In its exhibition on Thomas Jefferson, the Library of Congress described the letter as “one of the sublime expressions of individual and national liberty.” It is no wonder, then, that these final public words were soon immortalized and disseminated on objects like this ribbon from our collection.
President Abraham Lincoln
Washington and Jefferson both passed in the comfort of their own homes. Unfortunately, several of our presidents have been felled by assassination.

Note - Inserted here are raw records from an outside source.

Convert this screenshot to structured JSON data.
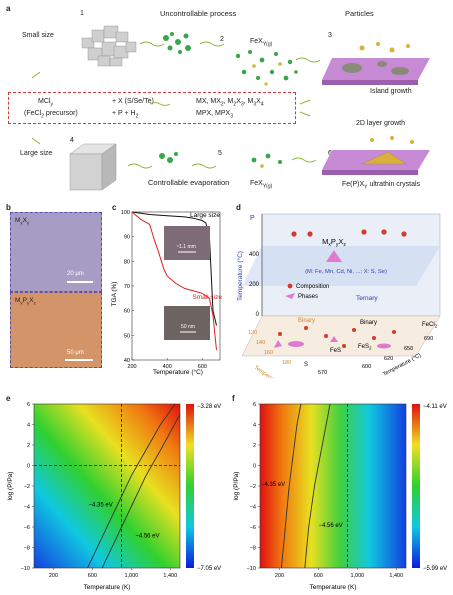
{
  "panel_a": {
    "letter": "a",
    "uncontrollable": "Uncontrollable process",
    "small_size": "Small size",
    "large_size": "Large size",
    "step1": "1",
    "step2": "2",
    "step3": "3",
    "step4": "4",
    "step5": "5",
    "step6": "6",
    "particles": "Particles",
    "island_growth": "Island growth",
    "layer_growth": "2D layer growth",
    "fex_top": "FeX",
    "fex_top_sub": "Y(g)",
    "fex_bottom": "FeX",
    "fex_bottom_sub": "Y(g)",
    "controllable": "Controllable evaporation",
    "fepx": "Fe(P)X",
    "fepx_sub": "Y",
    "fepx_suffix": " ultrathin crystals",
    "precursor_line1": "MCl",
    "precursor_line1_sub": "y",
    "precursor_line2": "(FeCl",
    "precursor_line2_sub": "2",
    "precursor_line2_suffix": " precursor)",
    "reagent1": "+ X (S/Se/Te)",
    "reagent2": "+ P + H",
    "reagent2_sub": "2",
    "products1": "MX, MX",
    "products1_sub": "2",
    "products1_b": ", M",
    "products1_b_sub": "2",
    "products1_c": "X",
    "products1_c_sub": "3",
    "products1_d": ", M",
    "products1_d_sub": "3",
    "products1_e": "X",
    "products1_e_sub": "4",
    "products2": "MPX, MPX",
    "products2_sub": "3"
  },
  "panel_b": {
    "letter": "b",
    "top_label": "M",
    "top_label_sub1": "x",
    "top_label_mid": "X",
    "top_label_sub2": "y",
    "top_scale": "20 μm",
    "bottom_label": "M",
    "bottom_label_sub1": "x",
    "bottom_label_mid": "P",
    "bottom_label_sub2": "y",
    "bottom_label_end": "X",
    "bottom_label_sub3": "z",
    "bottom_scale": "50 μm"
  },
  "panel_c": {
    "letter": "c",
    "ylabel": "TGA (%)",
    "xlabel": "Temperature (°C)",
    "large_size": "Large size",
    "small_size": "Small size",
    "inset1_scale": "~1.1 mm",
    "inset2_scale": "50 nm",
    "colors": {
      "large": "#111111",
      "small": "#e02020"
    }
  },
  "panel_d": {
    "letter": "d",
    "title": "M",
    "title_sub1": "x",
    "title_mid": "P",
    "title_sub2": "y",
    "title_end": "X",
    "title_sub3": "z",
    "subtitle": "(M: Fe, Mn, Cd, Ni, ...; X: S, Se)",
    "legend_composition": "Composition",
    "legend_phases": "Phases",
    "axis_p": "P",
    "axis_temp_vertical": "Temperature (°C)",
    "ternary": "Ternary",
    "binary_left": "Binary",
    "binary_right": "Binary",
    "fecl2": "FeCl",
    "fecl2_sub": "2",
    "fes": "FeS",
    "fes2": "FeS",
    "fes2_sub": "2",
    "s_label": "S",
    "left_axis_title": "Temperature (°C)",
    "right_axis_title": "Temperature (°C)",
    "z_ticks": [
      "400",
      "200",
      "0"
    ],
    "left_ticks": [
      "120",
      "140",
      "160",
      "180",
      "570"
    ],
    "right_ticks": [
      "600",
      "620",
      "650",
      "690"
    ]
  },
  "panel_e": {
    "letter": "e",
    "ylabel": "log (P/Pa)",
    "xlabel": "Temperature (K)",
    "label_435": "−4.35 eV",
    "label_456": "−4.56 eV",
    "cb_top": "−3.28 eV",
    "cb_bottom": "−7.05 eV"
  },
  "panel_f": {
    "letter": "f",
    "ylabel": "log (P/Pa)",
    "xlabel": "Temperature (K)",
    "label_435": "−4.35 eV",
    "label_456": "−4.56 eV",
    "cb_top": "−4.11 eV",
    "cb_bottom": "−5.99 eV"
  },
  "chart_data": [
    {
      "type": "line",
      "panel": "c",
      "xlabel": "Temperature (°C)",
      "ylabel": "TGA (%)",
      "xlim": [
        200,
        700
      ],
      "ylim": [
        40,
        100
      ],
      "x_ticks": [
        200,
        400,
        600
      ],
      "y_ticks": [
        40,
        50,
        60,
        70,
        80,
        90,
        100
      ],
      "series": [
        {
          "name": "Large size",
          "x": [
            200,
            300,
            400,
            500,
            550,
            600,
            620,
            640,
            660,
            680
          ],
          "values": [
            100,
            99,
            98.5,
            98,
            97.5,
            96.5,
            95.5,
            90,
            60,
            54
          ]
        },
        {
          "name": "Small size",
          "x": [
            200,
            250,
            300,
            330,
            350,
            380,
            400,
            450,
            500,
            550,
            600,
            640,
            660,
            680
          ],
          "values": [
            100,
            97,
            95,
            88,
            84,
            77,
            74,
            71,
            69,
            68,
            67,
            65,
            58,
            44
          ]
        }
      ]
    },
    {
      "type": "heatmap",
      "panel": "e",
      "xlabel": "Temperature (K)",
      "ylabel": "log (P/Pa)",
      "xlim": [
        0,
        1500
      ],
      "ylim": [
        -10,
        6
      ],
      "x_ticks": [
        200,
        600,
        1000,
        1400
      ],
      "x_tick_labels": [
        "200",
        "600",
        "1,000",
        "1,400"
      ],
      "y_ticks": [
        -10,
        -8,
        -6,
        -4,
        -2,
        0,
        2,
        4,
        6
      ],
      "colorbar_range_eV": [
        -7.05,
        -3.28
      ],
      "contours": [
        {
          "label": "−4.35 eV",
          "x": [
            550,
            700,
            850,
            1000,
            1150,
            1300,
            1450
          ],
          "y": [
            -10,
            -7,
            -4,
            -1,
            1.5,
            4,
            6
          ]
        },
        {
          "label": "−4.56 eV",
          "x": [
            700,
            850,
            1000,
            1150,
            1300,
            1500
          ],
          "y": [
            -10,
            -7,
            -4,
            -1,
            1.5,
            5
          ]
        }
      ],
      "dashed_lines": {
        "x": 900,
        "y": 0
      }
    },
    {
      "type": "heatmap",
      "panel": "f",
      "xlabel": "Temperature (K)",
      "ylabel": "log (P/Pa)",
      "xlim": [
        0,
        1500
      ],
      "ylim": [
        -10,
        6
      ],
      "x_ticks": [
        200,
        600,
        1000,
        1400
      ],
      "x_tick_labels": [
        "200",
        "600",
        "1,000",
        "1,400"
      ],
      "y_ticks": [
        -10,
        -8,
        -6,
        -4,
        -2,
        0,
        2,
        4,
        6
      ],
      "colorbar_range_eV": [
        -5.99,
        -4.11
      ],
      "contours": [
        {
          "label": "−4.35 eV",
          "x": [
            220,
            260,
            300,
            340,
            380,
            420
          ],
          "y": [
            -10,
            -6,
            -2,
            1,
            4,
            6
          ]
        },
        {
          "label": "−4.56 eV",
          "x": [
            460,
            500,
            560,
            620,
            680,
            720
          ],
          "y": [
            -10,
            -6,
            -2,
            1,
            4,
            6
          ]
        }
      ],
      "dashed_lines": {
        "x": 900
      }
    }
  ]
}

It is the last moments of three of these presidents, Abraham Lincoln, James Garfield, and William McKinley, for which we have some of the most personal and touching objects—saved, perhaps, in an effort to make some sense or meaning out of what seemed an irrational death. Interest in saving something from a president’s final minutes, it would seem, increases when his death is unexpected or tragic.
On the evening of April 14, 1865, Abraham Lincoln enjoyed a cup of coffee, discarding the cup on a White House windowsill. He put on his signature top hat and departed for the theater, where he would be assassinated. Immediately after Lincoln was shot, the actress Laura Keene, on stage performing in Our American Cousin the moment the trigger was pulled, rushed to the president’s box to offer him water and cradled his head in her arm, drops of his blood staining the cuff of her costume. Dr. Charles Leale, an army surgeon, also ran to render aid to Lincoln. The cuffs of Leale’s shirt were stained with blood in the process. The last coffee cup from which Lincoln drank, his top hat, and the bloodstained cuffs were saved and eventually donated to the museum.
President James Garfield
James Garfield was shot by an assassin while preparing to board a train out of town at the Baltimore and Potomac Railroad Station in Washington, D.C., on July 2, 1881. He died from his wounds on September 19. Garfield’s son preserved a physical remembrance of his father with the indication that the object, a black overcoat, had been worn only a short time before Garfield’s death.
President William McKinley
While attending the Pan-American Exposition in Buffalo, New York, on September 6, 1901, President William McKinley was shot while greeting citizens. He died ten days later. Like that of Lincoln, the coffee cup from which McKinley drank just prior to his death was recognized after the fact as an object worth saving. It can now be seen, along with the wallet and penknife that McKinley was carrying the day he was shot, in our exhibition The American Presidency: A Glorious Burden.
These objects are the physical manifestation of an impulse that compels us to elevate rather ordinary objects to reliquary status due to the possibility that they were associated with a president in the last moments of his life. Perhaps saving and displaying these poignant objects helps us as a nation to process the deaths of leaders we’ve looked to as figures who were supposed to remain larger than life itself.
Bethanee Bemis is a museum specialist and collections manager in the Division of Political History.